There was the following sentence in the Time Magazine article (Mar. 25, 2011) titled “The Real Cost of U.S. Nuclear Power.”:
“When Karl Marx wrote that history unfolds first as tragedy, then as farce, he got U.S. nuclear history backward. America’s initial experiment was a cartoonish disaster, with construction timelines doubling and costs increasing as much as 1,000% even before the Three Mile Island meltdown. In the 1980’s, the industry required bailout before bailouts were cool. But the U.S. industry has matured and learned from its mistakes.”
I interpreted “American initial experiment (requiring doubled timeline and 10 times as much cost even before the Three Mile meltdown)” as meaning a farce, and “the industry bailouts in ‘80s” as meaning tragedy, in the above Karl Marx allegory.

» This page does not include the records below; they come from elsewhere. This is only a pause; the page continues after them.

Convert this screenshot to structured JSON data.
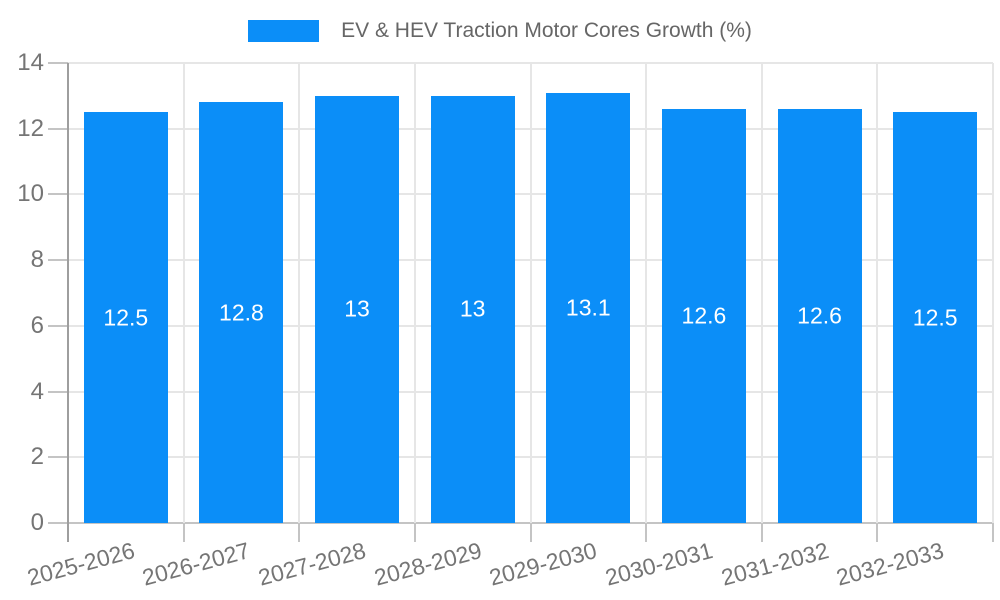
{
  "chart_data": {
    "type": "bar",
    "title": "EV & HEV Traction Motor Cores Growth (%)",
    "legend": {
      "label": "EV & HEV Traction Motor Cores Growth (%)",
      "position": "top"
    },
    "categories": [
      "2025-2026",
      "2026-2027",
      "2027-2028",
      "2028-2029",
      "2029-2030",
      "2030-2031",
      "2031-2032",
      "2032-2033"
    ],
    "values": [
      12.5,
      12.8,
      13,
      13,
      13.1,
      12.6,
      12.6,
      12.5
    ],
    "value_labels": [
      "12.5",
      "12.8",
      "13",
      "13",
      "13.1",
      "12.6",
      "12.6",
      "12.5"
    ],
    "xlabel": "",
    "ylabel": "",
    "ylim": [
      0,
      14
    ],
    "yticks": [
      0,
      2,
      4,
      6,
      8,
      10,
      12,
      14
    ],
    "grid": true,
    "colors": {
      "bar": "#0b8ef8",
      "value_label": "#ffffff",
      "axis": "#9e9e9e",
      "grid": "#e6e6e6",
      "tick": "#c4c4c4",
      "tick_label": "#757575",
      "legend_text": "#666666",
      "background": "#ffffff"
    }
  }
}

My friend said, “No, no, the serious accident like Three Mile Island meltdown can never be described as a “cartoonish” disaster. “The initial experiment with construction timelines doubling and costs increasing as much as 1,000% is liken as a farce, and the Three Mile Island meltdown is a sheer tragedy. The sentence “In the 1980’s” and thereafter is the separate line from “farce / tragedy rhetoric.”
Is my interpretation wrong? Is it very clear at a glance which is tragedy and which is farce in the above sentence to you, native English speakers?